I'm certain this is what Demme, Tally and Foster felt when they first read Hannibal. Harris's failure probably cut most deeply with Foster. Her embodiment of Clarice's vulnerability, compassion and heroism had helped make the film, for all its horror, a profoundly moral work. Certainly Foster and Hopkins had made Clarice's exchanges with brilliant serial killer Hannibal Lecter darkly ambivalent, but she could never have expected the ambivalence would be resolved quite like this or that me character of Clarice would be quite so degraded.
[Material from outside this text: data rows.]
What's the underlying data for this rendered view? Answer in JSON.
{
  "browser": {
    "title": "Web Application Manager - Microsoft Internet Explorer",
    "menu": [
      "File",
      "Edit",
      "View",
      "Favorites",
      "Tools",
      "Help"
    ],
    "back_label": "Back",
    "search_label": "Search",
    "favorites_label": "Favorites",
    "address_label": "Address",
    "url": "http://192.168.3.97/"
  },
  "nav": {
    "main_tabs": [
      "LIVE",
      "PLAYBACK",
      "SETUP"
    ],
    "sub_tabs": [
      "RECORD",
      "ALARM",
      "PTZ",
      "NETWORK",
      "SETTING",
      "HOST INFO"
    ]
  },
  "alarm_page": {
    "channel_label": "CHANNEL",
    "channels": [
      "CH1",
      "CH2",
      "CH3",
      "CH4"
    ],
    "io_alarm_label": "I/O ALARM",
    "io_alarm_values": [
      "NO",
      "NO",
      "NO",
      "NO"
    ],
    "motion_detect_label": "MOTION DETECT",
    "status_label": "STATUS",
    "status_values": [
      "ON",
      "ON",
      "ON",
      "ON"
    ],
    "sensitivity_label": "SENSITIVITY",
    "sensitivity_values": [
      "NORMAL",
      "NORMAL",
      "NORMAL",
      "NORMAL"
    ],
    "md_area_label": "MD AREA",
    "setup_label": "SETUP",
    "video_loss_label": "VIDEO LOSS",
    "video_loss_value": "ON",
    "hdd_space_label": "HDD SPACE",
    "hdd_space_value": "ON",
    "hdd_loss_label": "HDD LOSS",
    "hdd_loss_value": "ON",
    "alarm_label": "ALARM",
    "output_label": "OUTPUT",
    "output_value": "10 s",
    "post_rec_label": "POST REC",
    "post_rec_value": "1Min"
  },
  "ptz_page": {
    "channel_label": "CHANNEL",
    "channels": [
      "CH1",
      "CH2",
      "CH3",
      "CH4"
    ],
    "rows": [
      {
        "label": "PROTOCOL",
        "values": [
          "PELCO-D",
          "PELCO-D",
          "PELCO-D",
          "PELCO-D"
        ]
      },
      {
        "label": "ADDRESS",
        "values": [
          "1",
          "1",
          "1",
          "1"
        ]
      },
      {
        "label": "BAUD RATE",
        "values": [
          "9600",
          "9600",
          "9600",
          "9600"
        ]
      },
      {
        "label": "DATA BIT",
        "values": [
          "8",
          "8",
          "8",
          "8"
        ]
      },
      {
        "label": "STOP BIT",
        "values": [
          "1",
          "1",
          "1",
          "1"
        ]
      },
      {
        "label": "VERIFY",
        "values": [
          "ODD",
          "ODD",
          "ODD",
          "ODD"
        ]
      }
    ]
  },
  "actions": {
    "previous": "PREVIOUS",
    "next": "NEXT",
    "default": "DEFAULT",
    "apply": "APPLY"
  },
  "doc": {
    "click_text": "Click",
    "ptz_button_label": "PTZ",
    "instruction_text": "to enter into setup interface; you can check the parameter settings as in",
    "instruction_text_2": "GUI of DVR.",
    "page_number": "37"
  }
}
But with Harris entitled to $9 million for the screen rights alone, big money was at stake. So playwright-director David Mamet was brought in to work on the script and reportedly produced a 600-page first draft--a huge overrun in an industry where 200-page scripts are considered too long. Then Steve Zaillian was brought in to work on Mamet's draft. Zaillian's revision came in at a reasonably manageable 128 pages. This is the only version I have been able to see and while there are some lapses (sending Clarice off to become a private eye for former boss Jack Crawford is almost as bad as Harris's resolution) it is clear that between them Zaillian and Mamet create a powerful narrative that is remarkably true to the basic impulse of the original. At one stage Harris himself was called in and the formidable Ridley Scott also took a hand. We'll probably have to wait for the DVD's special features to find out who came up with what but the final resolution of the film is far truer to Harris's creation than anything the author wrote himself.